DM199, a recombinant form of endogenous human tissue kallikrein protein (KLK1), restores KLK1 levels and enables selective release of bradykinin-mediated nitric oxide, prostaglandin, and other anti-inflammatory mediators to improve renal blood flow, inflammation, oxidative stress, and fibrosis. During a presentation at the NKF Spring Clinical Meetings, Thomas Marbury, MD, and colleagues reported results of a phase 1b study designed to examine the safety, tolerability, and pharmacokinetics of DM199 in patients with diabetes and chronic kidney disease (CKD).  The presentation was titled Open-label Study of the Pharmacokinetics , Safety, and Tolerability of DM199 in Subjects with Diabetes and Chronic Kidney Disease.

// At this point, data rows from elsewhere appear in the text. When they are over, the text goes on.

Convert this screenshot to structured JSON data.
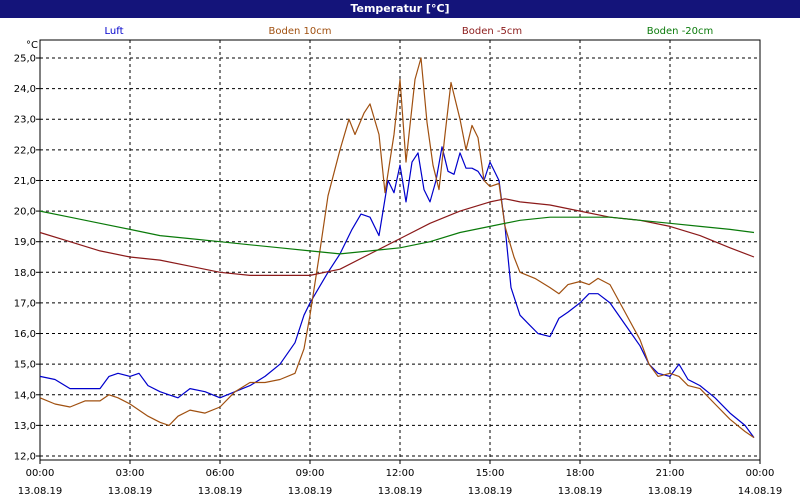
{
  "window": {
    "title": "Temperatur [°C]"
  },
  "colors": {
    "title_bar": "#14147a",
    "grid": "#000000",
    "axis": "#000000",
    "text": "#000000"
  },
  "chart_data": {
    "type": "line",
    "title": "Temperatur [°C]",
    "ylabel": "°C",
    "xlabel": "",
    "ylim": [
      12.0,
      25.0
    ],
    "y_ticks": [
      "12,0",
      "13,0",
      "14,0",
      "15,0",
      "16,0",
      "17,0",
      "18,0",
      "19,0",
      "20,0",
      "21,0",
      "22,0",
      "23,0",
      "24,0",
      "25,0"
    ],
    "xlim": [
      0,
      24
    ],
    "x_ticks": [
      {
        "x": 0,
        "time": "00:00",
        "date": "13.08.19"
      },
      {
        "x": 3,
        "time": "03:00",
        "date": "13.08.19"
      },
      {
        "x": 6,
        "time": "06:00",
        "date": "13.08.19"
      },
      {
        "x": 9,
        "time": "09:00",
        "date": "13.08.19"
      },
      {
        "x": 12,
        "time": "12:00",
        "date": "13.08.19"
      },
      {
        "x": 15,
        "time": "15:00",
        "date": "13.08.19"
      },
      {
        "x": 18,
        "time": "18:00",
        "date": "13.08.19"
      },
      {
        "x": 21,
        "time": "21:00",
        "date": "13.08.19"
      },
      {
        "x": 24,
        "time": "00:00",
        "date": "14.08.19"
      }
    ],
    "grid": true,
    "legend_position": "top",
    "series": [
      {
        "name": "Luft",
        "color": "#0000cc",
        "points": [
          [
            0,
            14.6
          ],
          [
            0.5,
            14.5
          ],
          [
            1,
            14.2
          ],
          [
            1.5,
            14.2
          ],
          [
            2,
            14.2
          ],
          [
            2.3,
            14.6
          ],
          [
            2.6,
            14.7
          ],
          [
            3,
            14.6
          ],
          [
            3.3,
            14.7
          ],
          [
            3.6,
            14.3
          ],
          [
            4,
            14.1
          ],
          [
            4.3,
            14.0
          ],
          [
            4.6,
            13.9
          ],
          [
            5,
            14.2
          ],
          [
            5.5,
            14.1
          ],
          [
            6,
            13.9
          ],
          [
            6.5,
            14.1
          ],
          [
            7,
            14.3
          ],
          [
            7.5,
            14.6
          ],
          [
            8,
            15.0
          ],
          [
            8.5,
            15.7
          ],
          [
            8.8,
            16.6
          ],
          [
            9,
            17.0
          ],
          [
            9.3,
            17.5
          ],
          [
            9.6,
            18.0
          ],
          [
            10,
            18.6
          ],
          [
            10.4,
            19.4
          ],
          [
            10.7,
            19.9
          ],
          [
            11,
            19.8
          ],
          [
            11.3,
            19.2
          ],
          [
            11.6,
            21.0
          ],
          [
            11.8,
            20.6
          ],
          [
            12,
            21.5
          ],
          [
            12.2,
            20.3
          ],
          [
            12.4,
            21.6
          ],
          [
            12.6,
            21.9
          ],
          [
            12.8,
            20.7
          ],
          [
            13,
            20.3
          ],
          [
            13.2,
            21.0
          ],
          [
            13.4,
            22.1
          ],
          [
            13.6,
            21.3
          ],
          [
            13.8,
            21.2
          ],
          [
            14,
            21.9
          ],
          [
            14.2,
            21.4
          ],
          [
            14.4,
            21.4
          ],
          [
            14.6,
            21.3
          ],
          [
            14.8,
            21.0
          ],
          [
            15,
            21.6
          ],
          [
            15.3,
            21.0
          ],
          [
            15.5,
            19.5
          ],
          [
            15.7,
            17.5
          ],
          [
            16,
            16.6
          ],
          [
            16.3,
            16.3
          ],
          [
            16.6,
            16.0
          ],
          [
            17,
            15.9
          ],
          [
            17.3,
            16.5
          ],
          [
            17.6,
            16.7
          ],
          [
            18,
            17.0
          ],
          [
            18.3,
            17.3
          ],
          [
            18.6,
            17.3
          ],
          [
            19,
            17.0
          ],
          [
            19.5,
            16.3
          ],
          [
            20,
            15.6
          ],
          [
            20.3,
            15.0
          ],
          [
            20.6,
            14.7
          ],
          [
            21,
            14.6
          ],
          [
            21.3,
            15.0
          ],
          [
            21.6,
            14.5
          ],
          [
            22,
            14.3
          ],
          [
            22.5,
            13.9
          ],
          [
            23,
            13.4
          ],
          [
            23.5,
            13.0
          ],
          [
            23.8,
            12.6
          ]
        ]
      },
      {
        "name": "Boden 10cm",
        "color": "#a05010",
        "points": [
          [
            0,
            13.9
          ],
          [
            0.5,
            13.7
          ],
          [
            1,
            13.6
          ],
          [
            1.5,
            13.8
          ],
          [
            2,
            13.8
          ],
          [
            2.3,
            14.0
          ],
          [
            2.6,
            13.9
          ],
          [
            3,
            13.7
          ],
          [
            3.3,
            13.5
          ],
          [
            3.6,
            13.3
          ],
          [
            4,
            13.1
          ],
          [
            4.3,
            13.0
          ],
          [
            4.6,
            13.3
          ],
          [
            5,
            13.5
          ],
          [
            5.5,
            13.4
          ],
          [
            6,
            13.6
          ],
          [
            6.5,
            14.1
          ],
          [
            7,
            14.4
          ],
          [
            7.5,
            14.4
          ],
          [
            8,
            14.5
          ],
          [
            8.5,
            14.7
          ],
          [
            8.8,
            15.5
          ],
          [
            9,
            16.6
          ],
          [
            9.3,
            18.5
          ],
          [
            9.6,
            20.5
          ],
          [
            10,
            22.0
          ],
          [
            10.3,
            23.0
          ],
          [
            10.5,
            22.5
          ],
          [
            10.8,
            23.2
          ],
          [
            11,
            23.5
          ],
          [
            11.3,
            22.5
          ],
          [
            11.5,
            20.6
          ],
          [
            11.8,
            22.5
          ],
          [
            12,
            24.3
          ],
          [
            12.2,
            21.6
          ],
          [
            12.5,
            24.3
          ],
          [
            12.7,
            25.0
          ],
          [
            12.9,
            22.9
          ],
          [
            13.1,
            21.5
          ],
          [
            13.3,
            20.7
          ],
          [
            13.5,
            22.5
          ],
          [
            13.7,
            24.2
          ],
          [
            14,
            23.0
          ],
          [
            14.2,
            22.0
          ],
          [
            14.4,
            22.8
          ],
          [
            14.6,
            22.4
          ],
          [
            14.8,
            21.0
          ],
          [
            15,
            20.8
          ],
          [
            15.3,
            20.9
          ],
          [
            15.5,
            19.5
          ],
          [
            15.8,
            18.5
          ],
          [
            16,
            18.0
          ],
          [
            16.5,
            17.8
          ],
          [
            17,
            17.5
          ],
          [
            17.3,
            17.3
          ],
          [
            17.6,
            17.6
          ],
          [
            18,
            17.7
          ],
          [
            18.3,
            17.6
          ],
          [
            18.6,
            17.8
          ],
          [
            19,
            17.6
          ],
          [
            19.5,
            16.7
          ],
          [
            20,
            15.8
          ],
          [
            20.3,
            15.0
          ],
          [
            20.6,
            14.6
          ],
          [
            21,
            14.7
          ],
          [
            21.3,
            14.6
          ],
          [
            21.6,
            14.3
          ],
          [
            22,
            14.2
          ],
          [
            22.5,
            13.7
          ],
          [
            23,
            13.2
          ],
          [
            23.5,
            12.8
          ],
          [
            23.8,
            12.6
          ]
        ]
      },
      {
        "name": "Boden -5cm",
        "color": "#8b1a1a",
        "points": [
          [
            0,
            19.3
          ],
          [
            1,
            19.0
          ],
          [
            2,
            18.7
          ],
          [
            3,
            18.5
          ],
          [
            4,
            18.4
          ],
          [
            5,
            18.2
          ],
          [
            6,
            18.0
          ],
          [
            7,
            17.9
          ],
          [
            8,
            17.9
          ],
          [
            9,
            17.9
          ],
          [
            10,
            18.1
          ],
          [
            11,
            18.6
          ],
          [
            12,
            19.1
          ],
          [
            13,
            19.6
          ],
          [
            14,
            20.0
          ],
          [
            15,
            20.3
          ],
          [
            15.5,
            20.4
          ],
          [
            16,
            20.3
          ],
          [
            17,
            20.2
          ],
          [
            18,
            20.0
          ],
          [
            19,
            19.8
          ],
          [
            20,
            19.7
          ],
          [
            21,
            19.5
          ],
          [
            22,
            19.2
          ],
          [
            23,
            18.8
          ],
          [
            23.8,
            18.5
          ]
        ]
      },
      {
        "name": "Boden -20cm",
        "color": "#0a7a0a",
        "points": [
          [
            0,
            20.0
          ],
          [
            1,
            19.8
          ],
          [
            2,
            19.6
          ],
          [
            3,
            19.4
          ],
          [
            4,
            19.2
          ],
          [
            5,
            19.1
          ],
          [
            6,
            19.0
          ],
          [
            7,
            18.9
          ],
          [
            8,
            18.8
          ],
          [
            9,
            18.7
          ],
          [
            10,
            18.6
          ],
          [
            11,
            18.7
          ],
          [
            12,
            18.8
          ],
          [
            13,
            19.0
          ],
          [
            14,
            19.3
          ],
          [
            15,
            19.5
          ],
          [
            16,
            19.7
          ],
          [
            17,
            19.8
          ],
          [
            18,
            19.8
          ],
          [
            19,
            19.8
          ],
          [
            20,
            19.7
          ],
          [
            21,
            19.6
          ],
          [
            22,
            19.5
          ],
          [
            23,
            19.4
          ],
          [
            23.8,
            19.3
          ]
        ]
      }
    ]
  }
}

The study included two cohorts of patients with type 1 or type 2 diabetes and CKD stage 3 or 4. Cohort one received a subcutaneous dose of DM 199 of 3, 5, or 8 mg/kg. Cohort two received a subcutaneous dose of DM199 3 mg/kg. The safety assessment was based on adverse events, vital signs, clinical laboratory testing, and electrocardiogram (ECG).

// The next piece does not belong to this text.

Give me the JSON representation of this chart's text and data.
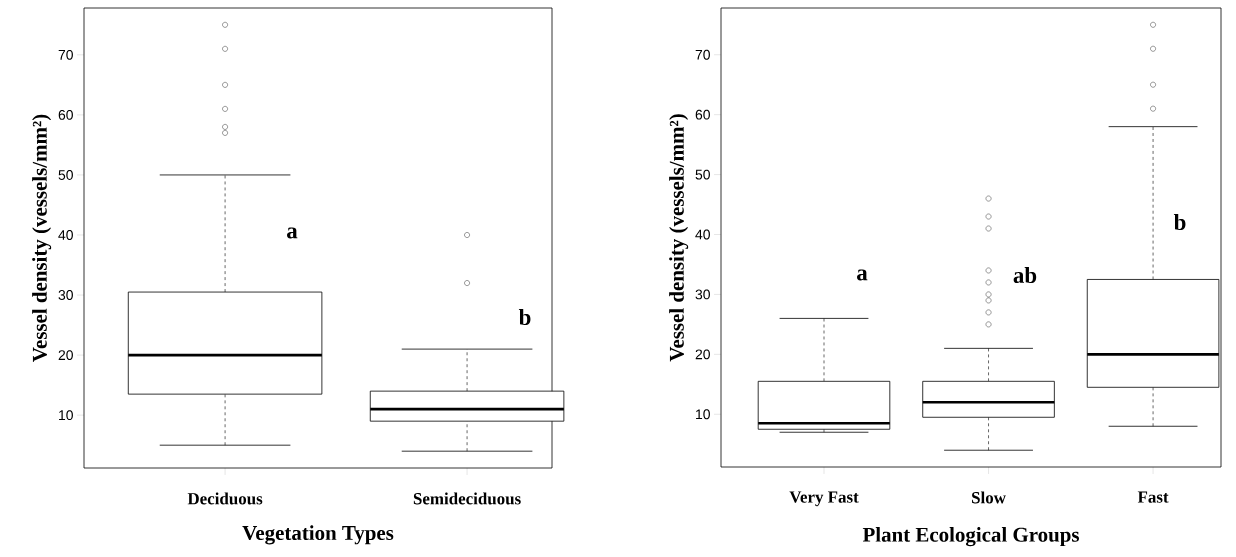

A total of 33 patients completed the study; of those, 25 had moderate CKD and eight had severe CKD. Common adverse events were orthostatic hypotension/hypotension (30.3%), diarrhea (9.1%), injection site events (18.2%), and headache (12.15). There were no discontinuations of study drugs related to adverse events, no serious adverse events, and no changes in laboratory, blood pressure, or ECG findings observed.

DM199 exhibited dose-proportional pharmacokinetics. At 24 hours, there were increases in nitric oxide (35.2%) and prostaglandin E2 (41.2%). Estimated glomerular filtration rate (eGFR) increased by 4.08 mL/min/1.73 m2 and urine albumin-to-creatinine ratio (UACR) decreased by 18.7%.

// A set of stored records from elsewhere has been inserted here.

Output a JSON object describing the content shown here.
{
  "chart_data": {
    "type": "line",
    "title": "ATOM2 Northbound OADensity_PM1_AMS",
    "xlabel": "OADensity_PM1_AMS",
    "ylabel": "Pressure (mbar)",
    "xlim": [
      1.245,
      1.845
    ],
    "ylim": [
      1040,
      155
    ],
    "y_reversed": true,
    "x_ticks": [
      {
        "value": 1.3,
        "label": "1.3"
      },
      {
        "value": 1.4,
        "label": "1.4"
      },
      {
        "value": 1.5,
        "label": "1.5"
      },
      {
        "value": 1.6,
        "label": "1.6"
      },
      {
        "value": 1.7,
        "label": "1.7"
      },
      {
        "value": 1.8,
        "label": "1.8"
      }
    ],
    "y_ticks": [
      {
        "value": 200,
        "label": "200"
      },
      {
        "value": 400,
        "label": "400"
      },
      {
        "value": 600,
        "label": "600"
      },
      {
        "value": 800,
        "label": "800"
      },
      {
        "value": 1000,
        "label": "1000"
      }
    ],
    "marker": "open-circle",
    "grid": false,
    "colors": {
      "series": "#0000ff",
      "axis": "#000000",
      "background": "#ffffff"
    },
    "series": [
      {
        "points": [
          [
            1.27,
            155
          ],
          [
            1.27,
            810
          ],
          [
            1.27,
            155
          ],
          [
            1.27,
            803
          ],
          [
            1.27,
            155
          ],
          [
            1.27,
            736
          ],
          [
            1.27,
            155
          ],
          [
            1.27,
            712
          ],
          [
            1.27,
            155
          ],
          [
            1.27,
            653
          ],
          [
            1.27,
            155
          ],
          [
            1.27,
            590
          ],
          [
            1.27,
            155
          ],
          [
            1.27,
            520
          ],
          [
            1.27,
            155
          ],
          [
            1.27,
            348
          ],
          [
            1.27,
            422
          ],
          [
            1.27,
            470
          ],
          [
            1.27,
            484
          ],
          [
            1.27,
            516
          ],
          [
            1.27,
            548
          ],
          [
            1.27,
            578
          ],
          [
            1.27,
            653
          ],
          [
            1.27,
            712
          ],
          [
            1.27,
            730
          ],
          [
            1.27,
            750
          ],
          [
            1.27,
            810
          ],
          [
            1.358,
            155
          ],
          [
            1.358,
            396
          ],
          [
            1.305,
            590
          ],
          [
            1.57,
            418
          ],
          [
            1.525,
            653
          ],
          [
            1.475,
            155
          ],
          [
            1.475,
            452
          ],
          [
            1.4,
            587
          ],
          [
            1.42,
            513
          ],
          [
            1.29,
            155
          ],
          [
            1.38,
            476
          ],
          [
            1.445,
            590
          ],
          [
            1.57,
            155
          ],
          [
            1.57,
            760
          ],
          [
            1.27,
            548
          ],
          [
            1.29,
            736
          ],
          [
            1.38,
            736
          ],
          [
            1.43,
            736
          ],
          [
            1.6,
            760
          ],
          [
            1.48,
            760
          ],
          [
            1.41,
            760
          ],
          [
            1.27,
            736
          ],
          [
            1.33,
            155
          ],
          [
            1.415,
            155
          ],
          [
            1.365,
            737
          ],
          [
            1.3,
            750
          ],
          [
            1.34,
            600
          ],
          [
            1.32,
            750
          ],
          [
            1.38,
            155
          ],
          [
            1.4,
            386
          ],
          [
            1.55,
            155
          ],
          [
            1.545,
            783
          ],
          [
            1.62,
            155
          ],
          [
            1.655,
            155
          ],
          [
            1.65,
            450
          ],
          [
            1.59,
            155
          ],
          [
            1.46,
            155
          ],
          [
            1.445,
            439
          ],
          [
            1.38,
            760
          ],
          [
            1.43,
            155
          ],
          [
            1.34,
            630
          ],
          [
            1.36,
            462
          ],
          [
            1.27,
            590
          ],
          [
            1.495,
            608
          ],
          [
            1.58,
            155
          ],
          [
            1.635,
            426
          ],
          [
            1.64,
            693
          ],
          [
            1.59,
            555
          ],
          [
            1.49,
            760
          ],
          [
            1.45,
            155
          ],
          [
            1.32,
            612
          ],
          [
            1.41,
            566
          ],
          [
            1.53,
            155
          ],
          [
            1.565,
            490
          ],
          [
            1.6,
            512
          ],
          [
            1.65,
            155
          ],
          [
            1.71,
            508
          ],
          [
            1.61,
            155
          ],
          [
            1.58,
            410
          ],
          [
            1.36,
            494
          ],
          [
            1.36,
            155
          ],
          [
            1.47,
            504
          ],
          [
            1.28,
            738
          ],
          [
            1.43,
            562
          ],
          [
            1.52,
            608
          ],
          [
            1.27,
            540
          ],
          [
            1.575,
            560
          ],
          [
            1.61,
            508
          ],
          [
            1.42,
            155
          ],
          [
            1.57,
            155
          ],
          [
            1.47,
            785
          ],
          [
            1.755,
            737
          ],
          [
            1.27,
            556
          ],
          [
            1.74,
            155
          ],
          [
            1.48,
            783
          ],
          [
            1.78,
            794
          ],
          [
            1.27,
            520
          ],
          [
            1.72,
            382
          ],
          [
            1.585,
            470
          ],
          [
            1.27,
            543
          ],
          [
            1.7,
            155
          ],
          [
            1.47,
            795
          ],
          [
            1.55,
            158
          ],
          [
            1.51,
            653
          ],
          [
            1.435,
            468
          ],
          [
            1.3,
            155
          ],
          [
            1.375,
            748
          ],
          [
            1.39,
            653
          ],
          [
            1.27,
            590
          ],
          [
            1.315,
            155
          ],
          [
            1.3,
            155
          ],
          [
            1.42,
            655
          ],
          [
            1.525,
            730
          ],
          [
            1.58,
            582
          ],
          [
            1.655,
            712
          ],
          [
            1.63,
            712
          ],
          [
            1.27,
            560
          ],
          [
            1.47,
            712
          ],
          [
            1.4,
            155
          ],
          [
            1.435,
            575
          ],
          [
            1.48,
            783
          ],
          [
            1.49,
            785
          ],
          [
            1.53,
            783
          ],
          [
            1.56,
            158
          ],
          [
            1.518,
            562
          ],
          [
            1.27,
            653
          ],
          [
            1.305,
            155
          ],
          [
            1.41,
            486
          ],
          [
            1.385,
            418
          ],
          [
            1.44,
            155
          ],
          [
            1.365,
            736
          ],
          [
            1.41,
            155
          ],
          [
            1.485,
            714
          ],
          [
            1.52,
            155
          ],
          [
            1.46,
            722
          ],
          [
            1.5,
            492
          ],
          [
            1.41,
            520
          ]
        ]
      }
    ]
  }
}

In summary, the researchers said, “DM199 was well tolerated with most adverse events at 8 mg/kg. The pharmacokinetic profile was dose-proportional and consistent with results from previous studies. DM199 single dose showed encouraging results with an increased eGFR and decreased UACR at 24 hours.”

Source: Marbury T, Alcorn H, Bakris G, et al. Open-label study of the pharmacokinetics, safety, and tolerability of DM199 in subjects with diabetes and chronic kidney disease. Abstract of a presentation at the National Kidney Foundation 2020 Spring Clinical Meetings; abstract #310.